Descrizione
Accidioso, rinunciatario, alieno da militanze, esule volontario da Buje, Emeria, custode delle carceri di Tarcento, è solo virtualmente partecipe dei mutamenti che tra gli anni Cinquanta e i Sessanta anche per la cittadina friulana segnano la transizione dalla civiltà rurale contadina a quella urbano-industriale: tra sé e la vita, tra sé e la Storia frappone schemi e schermi, simulacri, scenari e proiezioni.
È, la scelta d’un tale protagonista, la riprova della matura sapienza narrativa di Nimis: personaggio autentico quanto emblematico, Emeria è una sorta di catalizzatore negativo dei rancori, delle rivendicazioni, delle faziosità, della retorica posbellici; nella sua ipocondria come nella coscienza del Paese s’ottundono la questione dei confini e la tragedia di Porzus, le leggi truffa elettorali e il collateralismo clericale, il boom economico e l’abbandono dei borghi...

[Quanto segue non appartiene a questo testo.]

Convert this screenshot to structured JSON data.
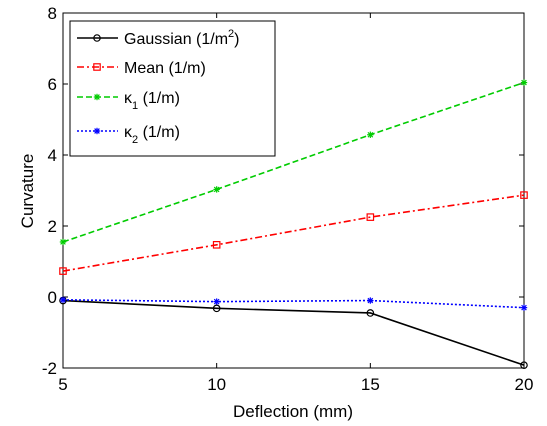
{
  "chart_data": {
    "type": "line",
    "xlabel": "Deflection (mm)",
    "ylabel": "Curvature",
    "x": [
      5,
      10,
      15,
      20
    ],
    "xlim": [
      5,
      20
    ],
    "ylim": [
      -2,
      8
    ],
    "xticks": [
      "5",
      "10",
      "15",
      "20"
    ],
    "yticks": [
      "-2",
      "0",
      "2",
      "4",
      "6",
      "8"
    ],
    "grid": false,
    "legend_position": "top-left",
    "series": [
      {
        "name": "Gaussian (1/m2)",
        "legend": {
          "base": "Gaussian (1/m",
          "sup": "2",
          "tail": ")"
        },
        "values": [
          -0.1,
          -0.32,
          -0.45,
          -1.92
        ],
        "color": "#000000",
        "line_style": "solid",
        "marker": "circle"
      },
      {
        "name": "Mean (1/m)",
        "legend": {
          "base": "Mean (1/m)"
        },
        "values": [
          0.73,
          1.47,
          2.25,
          2.87
        ],
        "color": "#ff0000",
        "line_style": "dash-dot",
        "marker": "square"
      },
      {
        "name": "κ1 (1/m)",
        "legend": {
          "base": "κ",
          "sub": "1",
          "tail": " (1/m)"
        },
        "values": [
          1.55,
          3.03,
          4.57,
          6.04
        ],
        "color": "#00cc00",
        "line_style": "dashed",
        "marker": "star"
      },
      {
        "name": "κ2 (1/m)",
        "legend": {
          "base": "κ",
          "sub": "2",
          "tail": " (1/m)"
        },
        "values": [
          -0.08,
          -0.13,
          -0.1,
          -0.3
        ],
        "color": "#0000ff",
        "line_style": "dotted",
        "marker": "star"
      }
    ]
  }
}
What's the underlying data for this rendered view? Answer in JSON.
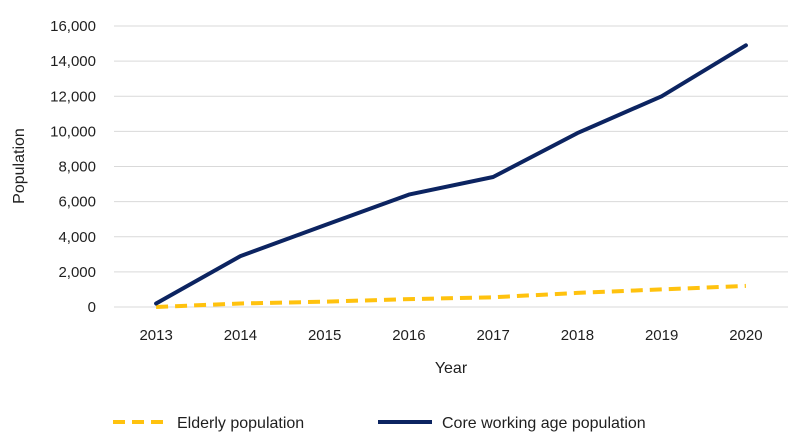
{
  "chart_data": {
    "type": "line",
    "title": "",
    "xlabel": "Year",
    "ylabel": "Population",
    "categories": [
      "2013",
      "2014",
      "2015",
      "2016",
      "2017",
      "2018",
      "2019",
      "2020"
    ],
    "ylim": [
      0,
      16000
    ],
    "yticks": [
      0,
      2000,
      4000,
      6000,
      8000,
      10000,
      12000,
      14000,
      16000
    ],
    "ytick_labels": [
      "0",
      "2,000",
      "4,000",
      "6,000",
      "8,000",
      "10,000",
      "12,000",
      "14,000",
      "16,000"
    ],
    "grid": true,
    "legend_position": "bottom",
    "series": [
      {
        "name": "Elderly population",
        "values": [
          0,
          200,
          300,
          450,
          550,
          800,
          1000,
          1200
        ],
        "color": "#FFC20E",
        "style": "dashed"
      },
      {
        "name": "Core working age population",
        "values": [
          200,
          2900,
          4650,
          6400,
          7400,
          9900,
          12000,
          14900
        ],
        "color": "#0C2461",
        "style": "solid"
      }
    ]
  }
}
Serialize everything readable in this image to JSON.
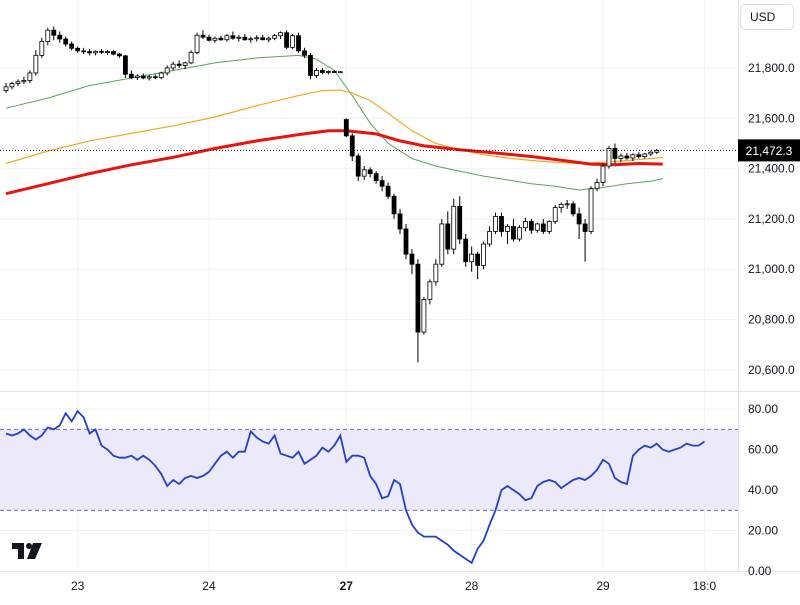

Precisi i riferimenti storici, la critica resta felicemente affidata soprattutto al racconto, impeccabilmente ambientato tra Caffè e parlatorio, luoghi deputati alla colloquialità di personaggi - la moglie Mirna, il maresciallo siciliano, i Fiumani, gli artisti, le eredi della filanda, il venditore ambulante, il suonatore - essenzialmente impressivi, comprimari efficaci della sottile riflessione di Nimis sul nostro recente passato.
(Mario Turello)
Giovanni Pietro Nimis
Con Il monte di Saturno, Giovanni Pietro Nimis (friulano, di Tarcento) è alla terza opera narrativa dopo Il disegno nella parete (1994) e Il giorno delle mongolfiere (1997), editi dalla Nuova Base Editrice. Noti i suoi saggi pubblicati dal 1977 al 1988 per Marsilio Editori nelle collane Documenti territorio e società e Biblioteca di architettura e urbanistica.